O Superior Tribunal de Justiça confirmou que a recuperação judicial do devedor principal não impede a continuidade das execuções contra coobrigados. Contudo, interpretar essa decisão de forma literal, sem levar em conta os limites da solidariedade e os princípios do direito obrigacional, pode levar a distorções que violam a boa‑fé objetiva e a proibição de enriquecimento sem causa.
Para evitar tais distorções, a cobrança de avalistas deve ser analisada à luz do artigo 275 do Código Civil.

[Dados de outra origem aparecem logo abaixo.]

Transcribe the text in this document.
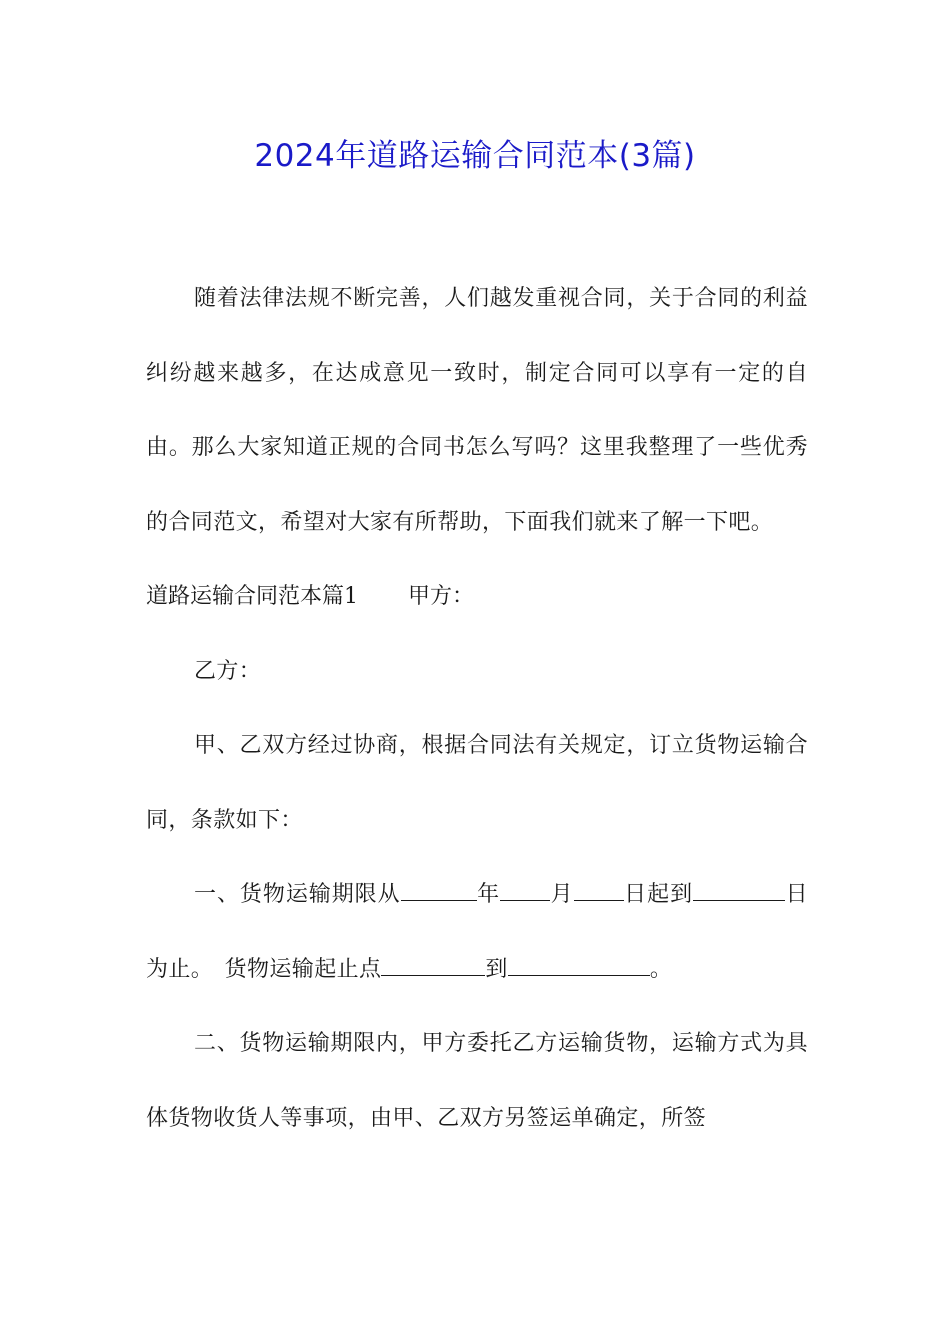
2024年道路运输合同范本(3篇)

随着法律法规不断完善，人们越发重视合同，关于合同的利益纠纷越来越多，在达成意见一致时，制定合同可以享有一定的自由。那么大家知道正规的合同书怎么写吗？这里我整理了一些优秀的合同范文，希望对大家有所帮助，下面我们就来了解一下吧。

道路运输合同范本篇1 甲方：

乙方：

甲、乙双方经过协商，根据合同法有关规定，订立货物运输合同，条款如下：

一、货物运输期限从	年 月 日起到	日为止。  货物运输起止点	到	。

二、货物运输期限内，甲方委托乙方运输货物，运输方式为具体货物收货人等事项，由甲、乙双方另签运单确定，所签
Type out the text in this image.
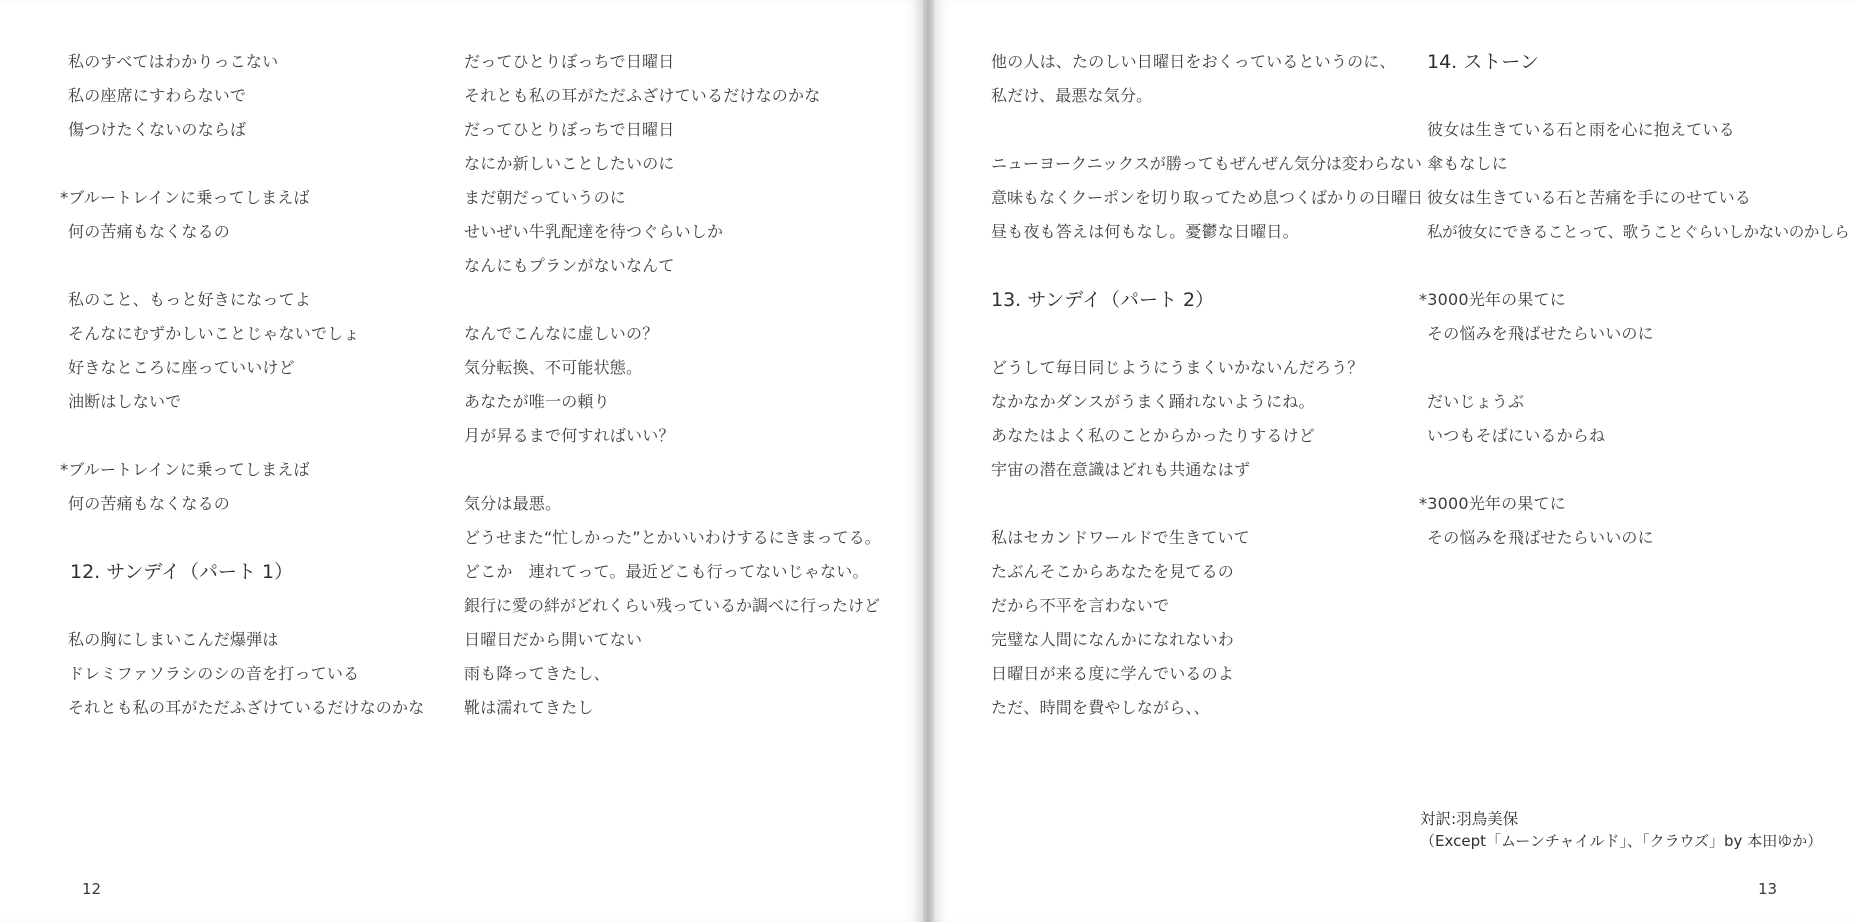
私のすべてはわかりっこない
私の座席にすわらないで
傷つけたくないのならば
*ブルートレインに乗ってしまえば
何の苦痛もなくなるの
私のこと、もっと好きになってよ
そんなにむずかしいことじゃないでしょ
好きなところに座っていいけど
油断はしないで
*ブルートレインに乗ってしまえば
何の苦痛もなくなるの
12. サンデイ（パート 1）
私の胸にしまいこんだ爆弾は
ドレミファソラシのシの音を打っている
それとも私の耳がただふざけているだけなのかな
だってひとりぼっちで日曜日
それとも私の耳がただふざけているだけなのかな
だってひとりぼっちで日曜日
なにか新しいことしたいのに
まだ朝だっていうのに
せいぜい牛乳配達を待つぐらいしか
なんにもプランがないなんて
なんでこんなに虚しいの？
気分転換、不可能状態。
あなたが唯一の頼り
月が昇るまで何すればいい？
気分は最悪。
どうせまた“忙しかった”とかいいわけするにきまってる。
どこか　連れてって。最近どこも行ってないじゃない。
銀行に愛の絆がどれくらい残っているか調べに行ったけど
日曜日だから開いてない
雨も降ってきたし、
靴は濡れてきたし
12
他の人は、たのしい日曜日をおくっているというのに、
私だけ、最悪な気分。
ニューヨークニックスが勝ってもぜんぜん気分は変わらない
意味もなくクーポンを切り取ってため息つくばかりの日曜日
昼も夜も答えは何もなし。憂鬱な日曜日。
13. サンデイ（パート 2）
どうして毎日同じようにうまくいかないんだろう？
なかなかダンスがうまく踊れないようにね。
あなたはよく私のことからかったりするけど
宇宙の潜在意識はどれも共通なはず
私はセカンドワールドで生きていて
たぶんそこからあなたを見てるの
だから不平を言わないで
完璧な人間になんかになれないわ
日曜日が来る度に学んでいるのよ
ただ、時間を費やしながら、、
14. ストーン
彼女は生きている石と雨を心に抱えている
傘もなしに
彼女は生きている石と苦痛を手にのせている
私が彼女にできることって、歌うことぐらいしかないのかしら
*3000光年の果てに
その悩みを飛ばせたらいいのに
だいじょうぶ
いつもそばにいるからね
*3000光年の果てに
その悩みを飛ばせたらいいのに
対訳:羽鳥美保
（Except「ムーンチャイルド」、「クラウズ」by 本田ゆか）
13
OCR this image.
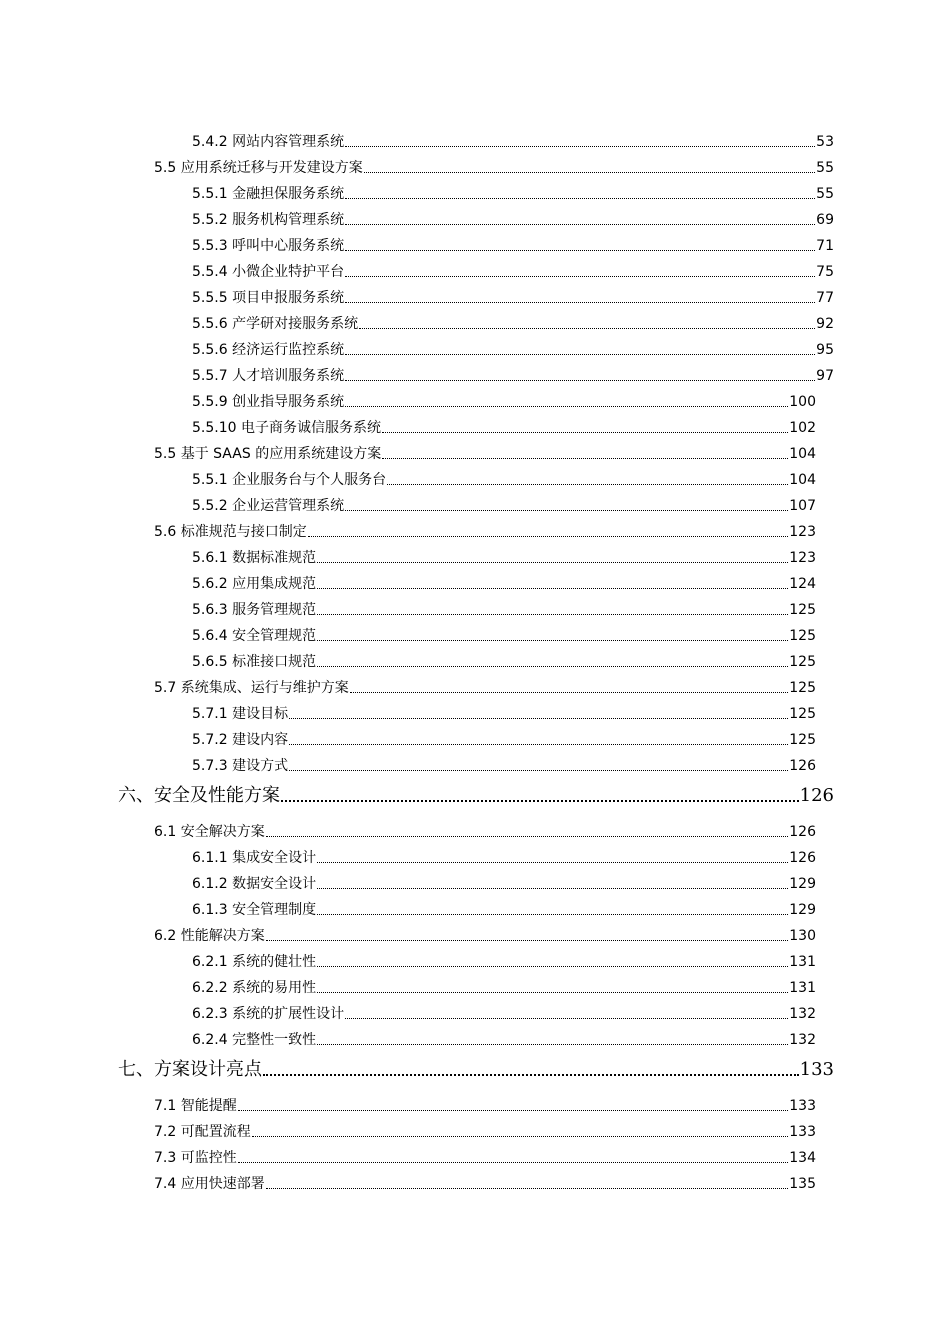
5.4.2 网站内容管理系统	53
5.5 应用系统迁移与开发建设方案	55
5.5.1 金融担保服务系统	55
5.5.2 服务机构管理系统	69
5.5.3 呼叫中心服务系统	71
5.5.4 小微企业特护平台	75
5.5.5 项目申报服务系统	77
5.5.6 产学研对接服务系统	92
5.5.6 经济运行监控系统	95
5.5.7 人才培训服务系统	97
5.5.9 创业指导服务系统	100
5.5.10 电子商务诚信服务系统	102
5.5 基于 SAAS 的应用系统建设方案	104
5.5.1 企业服务台与个人服务台	104
5.5.2 企业运营管理系统	107
5.6 标准规范与接口制定	123
5.6.1 数据标准规范	123
5.6.2 应用集成规范	124
5.6.3 服务管理规范	125
5.6.4 安全管理规范	125
5.6.5 标准接口规范	125
5.7 系统集成、运行与维护方案	125
5.7.1 建设目标	125
5.7.2 建设内容	125
5.7.3 建设方式	126
六、安全及性能方案	126
6.1 安全解决方案	126
6.1.1 集成安全设计	126
6.1.2 数据安全设计	129
6.1.3 安全管理制度	129
6.2 性能解决方案	130
6.2.1 系统的健壮性	131
6.2.2 系统的易用性	131
6.2.3 系统的扩展性设计	132
6.2.4 完整性一致性	132
七、方案设计亮点	133
7.1 智能提醒	133
7.2 可配置流程	133
7.3 可监控性	134
7.4 应用快速部署	135
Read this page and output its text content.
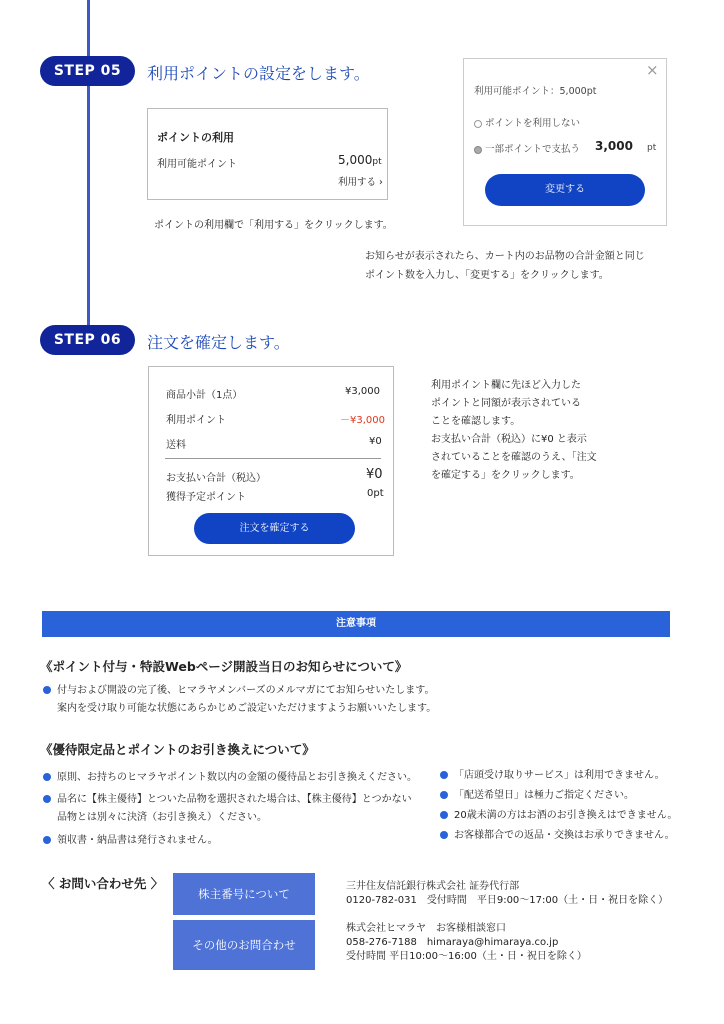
STEP 05	利用ポイントの設定をします。
ポイントの利用
利用可能ポイント	5,000pt
利用する ›
ポイントの利用欄で「利用する」をクリックします。
×
利用可能ポイント：5,000pt
ポイントを利用しない
一部ポイントで支払う 3,000 pt
変更する
お知らせが表示されたら、カート内のお品物の合計金額と同じ
ポイント数を入力し、「変更する」をクリックします。
STEP 06	注文を確定します。
商品小計（1点）	¥3,000
利用ポイント	－¥3,000
送料	¥0
お支払い合計（税込）	¥0
獲得予定ポイント	0pt
注文を確定する
利用ポイント欄に先ほど入力した
ポイントと同額が表示されている
ことを確認します。
お支払い合計（税込）に¥0 と表示
されていることを確認のうえ、「注文
を確定する」をクリックします。
注意事項
《ポイント付与・特設Webページ開設当日のお知らせについて》
付与および開設の完了後、ヒマラヤメンバーズのメルマガにてお知らせいたします。
案内を受け取り可能な状態にあらかじめご設定いただけますようお願いいたします。
《優待限定品とポイントのお引き換えについて》
原則、お持ちのヒマラヤポイント数以内の金額の優待品とお引き換えください。
品名に【株主優待】とついた品物を選択された場合は、【株主優待】とつかない
品物とは別々に決済（お引き換え）ください。
領収書・納品書は発行されません。
「店頭受け取りサービス」は利用できません。
「配送希望日」は極力ご指定ください。
20歳未満の方はお酒のお引き換えはできません。
お客様都合での返品・交換はお承りできません。
〈 お問い合わせ先 〉
株主番号について
その他のお問合わせ
三井住友信託銀行株式会社 証券代行部
0120-782-031　受付時間　平日9:00〜17:00（土・日・祝日を除く）
株式会社ヒマラヤ　お客様相談窓口
058-276-7188　himaraya@himaraya.co.jp
受付時間 平日10:00〜16:00（土・日・祝日を除く）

Esse dispositivo estabelece que, quando há pagamento parcial, os demais devedores permanecem solidariamente responsáveis pelo restante. Assim, se o plano de recuperação judicial prevê a satisfação integral do crédito, ainda que parcelada e sem deságio, não há saldo exigível que justifique a cobrança paralela contra os coobrigados. Por outro lado, quando o plano contempla deságio, a responsabilidade dos garantidores se restringe ao montante remanescente não coberto pela novação.
Essa interpretação evita a cobrança de valores que já foram absorvidos pelo plano, respeitando o princípio da proporcionalidade e a vedação ao bis in idem. Além disso, quando o plano está em regular cumprimento, não há interesse processual imediato para ajuizar ou prosseguir com execução paralela contra o avalista, pois o crédito já está garantido no âmbito recuperacional. Nessa situação, a suspensão da execução, conforme o artigo 313, V, “a”, do CPC, é a medida adequada até que haja eventual descumprimento do plano.
Em casos de deságio, a execução contra o coobrigado não pode prosseguir pela integralidade da dívida, mas apenas pelo saldo que exceder o valor novado. Essa restrição evita a duplicidade de satisfação e protege o credor de enriquecimento indevido, em consonância com o artigo 884 do Código Civil.
Decisões recentes do STJ e do Tribunal de Justiça de Mato Grosso reforçam esse entendimento. O STJ, em Tema 885, reconheceu que a recuperação judicial do devedor principal não impede a execução contra coobrigados, mas que a cobrança deve se limitar ao valor que exceder o que foi novado. Os tribunais de Mato Grosso, em dois agravos de instrumento, determinaram que a execução deve prosseguir apenas sobre o saldo remanescente, evitando o bis in idem.
Em síntese, a preservação dos direitos dos credores não pode ser interpretada de forma isolada e absoluta. A recuperação judicial do devedor principal não exclui o prosseguimento das execuções contra garantidores, mas a cobrança deve observar os limites da obrigação solidária e os princípios estruturantes do direito obrigacional. Assim, quando não há deságio e o plano cumpre, a execução deve ser suspensa; quando há deságio, a cobrança se restringe ao saldo não contemplado pela novação. Qualquer interpretação que permita a satisfação além do limite econômico configuraria bis in idem e enriquecimento sem causa.